La scène se passe entre Goma et Rutshuru où nous devions nous rendre pour les nécessités du programme. Bien qu’étant en saison sèche il pleuvait des cordes et quand il pleut en cette saison en Afrique, c’est toujours brutal.
Nous avions quitté Goma en convoi, c'est-à-dire à deux voitures, ce qui est plus prudent dans cette région (quand on peut le faire et ce n’est pas toujours le cas).
Au bout d’un certain temps le chauffeur de la voiture qui était derrière nous appelle le mien en nous informant qu’ils avaient un problème mécanique et devaient s’arrêter pour une réparation. Alain leur demande s’ils ont besoin d’aide, leur réponse fût négative. Nous nous contentons donc de nous garer sur le bas coté attendant qu’ils nous rejoignent.
C’est alors que nous avons vu apparaître au loin, marchant vivement sous la pluie tiède, un groupe de quelques personnes dont une petite fille au parapluie multicolore portant dans le dos un enfant, son frère ?, son enfant ?.

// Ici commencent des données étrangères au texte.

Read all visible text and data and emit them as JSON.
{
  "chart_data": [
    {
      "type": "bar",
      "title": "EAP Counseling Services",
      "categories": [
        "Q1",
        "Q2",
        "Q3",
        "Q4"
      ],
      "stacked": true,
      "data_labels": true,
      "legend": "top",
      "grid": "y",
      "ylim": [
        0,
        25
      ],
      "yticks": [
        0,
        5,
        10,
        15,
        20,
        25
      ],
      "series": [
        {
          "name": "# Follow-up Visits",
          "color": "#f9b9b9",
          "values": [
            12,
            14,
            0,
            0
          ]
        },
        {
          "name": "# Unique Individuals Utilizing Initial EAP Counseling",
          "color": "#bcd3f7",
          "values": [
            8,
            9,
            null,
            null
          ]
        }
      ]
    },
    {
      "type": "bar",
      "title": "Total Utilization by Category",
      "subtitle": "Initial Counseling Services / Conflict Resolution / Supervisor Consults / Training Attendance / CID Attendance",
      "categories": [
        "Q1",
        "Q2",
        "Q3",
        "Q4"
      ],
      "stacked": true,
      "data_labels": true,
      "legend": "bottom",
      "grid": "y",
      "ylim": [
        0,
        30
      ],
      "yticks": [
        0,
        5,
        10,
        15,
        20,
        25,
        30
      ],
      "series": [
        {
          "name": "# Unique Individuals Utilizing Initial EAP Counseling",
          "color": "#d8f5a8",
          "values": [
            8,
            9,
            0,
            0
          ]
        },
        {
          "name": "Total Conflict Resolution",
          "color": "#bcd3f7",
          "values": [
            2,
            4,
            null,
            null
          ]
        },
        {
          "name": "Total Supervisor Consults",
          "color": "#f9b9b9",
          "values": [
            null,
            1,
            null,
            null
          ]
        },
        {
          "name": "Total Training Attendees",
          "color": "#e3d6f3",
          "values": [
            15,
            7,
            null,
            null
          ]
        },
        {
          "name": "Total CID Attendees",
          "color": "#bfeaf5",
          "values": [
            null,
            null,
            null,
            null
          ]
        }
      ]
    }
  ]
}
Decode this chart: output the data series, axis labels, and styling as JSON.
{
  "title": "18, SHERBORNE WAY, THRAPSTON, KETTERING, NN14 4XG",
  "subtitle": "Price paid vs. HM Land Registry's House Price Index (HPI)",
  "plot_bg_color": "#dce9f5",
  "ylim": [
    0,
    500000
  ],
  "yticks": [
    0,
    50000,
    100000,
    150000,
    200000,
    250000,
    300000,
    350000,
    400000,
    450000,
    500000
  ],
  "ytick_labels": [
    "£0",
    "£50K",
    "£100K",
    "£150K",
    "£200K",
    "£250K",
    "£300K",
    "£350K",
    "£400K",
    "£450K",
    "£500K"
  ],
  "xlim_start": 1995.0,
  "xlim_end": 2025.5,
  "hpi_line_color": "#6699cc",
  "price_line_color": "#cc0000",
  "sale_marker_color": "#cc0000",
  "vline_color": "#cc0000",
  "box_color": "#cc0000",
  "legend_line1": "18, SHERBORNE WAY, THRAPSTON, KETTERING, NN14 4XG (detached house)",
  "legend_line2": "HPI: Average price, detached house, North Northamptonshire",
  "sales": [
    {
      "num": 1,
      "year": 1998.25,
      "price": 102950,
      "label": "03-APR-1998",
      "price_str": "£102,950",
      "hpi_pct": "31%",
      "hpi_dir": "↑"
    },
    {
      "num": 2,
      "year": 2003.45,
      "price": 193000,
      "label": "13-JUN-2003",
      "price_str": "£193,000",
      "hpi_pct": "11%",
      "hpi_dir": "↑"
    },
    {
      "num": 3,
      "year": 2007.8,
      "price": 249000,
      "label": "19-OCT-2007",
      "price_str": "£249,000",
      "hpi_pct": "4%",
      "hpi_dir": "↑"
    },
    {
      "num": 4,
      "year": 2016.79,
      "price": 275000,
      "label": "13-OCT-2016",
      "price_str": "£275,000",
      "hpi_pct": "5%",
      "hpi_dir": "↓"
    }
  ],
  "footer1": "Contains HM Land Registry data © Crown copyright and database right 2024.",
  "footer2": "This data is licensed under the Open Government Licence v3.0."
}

La troupe arrivée à notre hauteur je sors de la voiture et me dirige lentement vers la fillette avec le sourire le plus doux et le plus rassurant qu’il m’ait été donné de produire, sans très bien savoir pourquoi je vais vers elle si ce n’est que son air en désarroi me l’a fait trouver touchante. Craintive comme un petit chat elle commence par s’enfuir pour, quelques mètres plus loin se retourner en me lançant un regard un peu moins apeuré. Je refais quelques pas vers elle, elle recourt. Je m’arrête. La pluie tombe toujours à grands traits. De longues secondes s’écoulent. Elle se retourne doucement, je m’approche pour arriver à sa hauteur, elle m’attend. Il me vient alors l’idée, une idée de Blanc, de la prendre en photo. Je lui fais comprendre par gestes. Son regard se durcit légèrement. J’accentue mon sourire mais il devient alors sans effet. Je reprends le précédent. Cela va mieux mais c’est encore insuffisant voire inutile, et là je comprends que les quelques francs congolais donnés n’auraient jamais pu l’être sans ce long et silencieux préambule qui m’a été imposé par cette enfant.
Elle continue alors son chemin hardiment, passant devant moi en me regardant, un sourire radieux éclairant ses lèvres juvéniles.
Voila, ce n’était pas grand-chose, une rencontre en terre pauvre, en terre de guerre.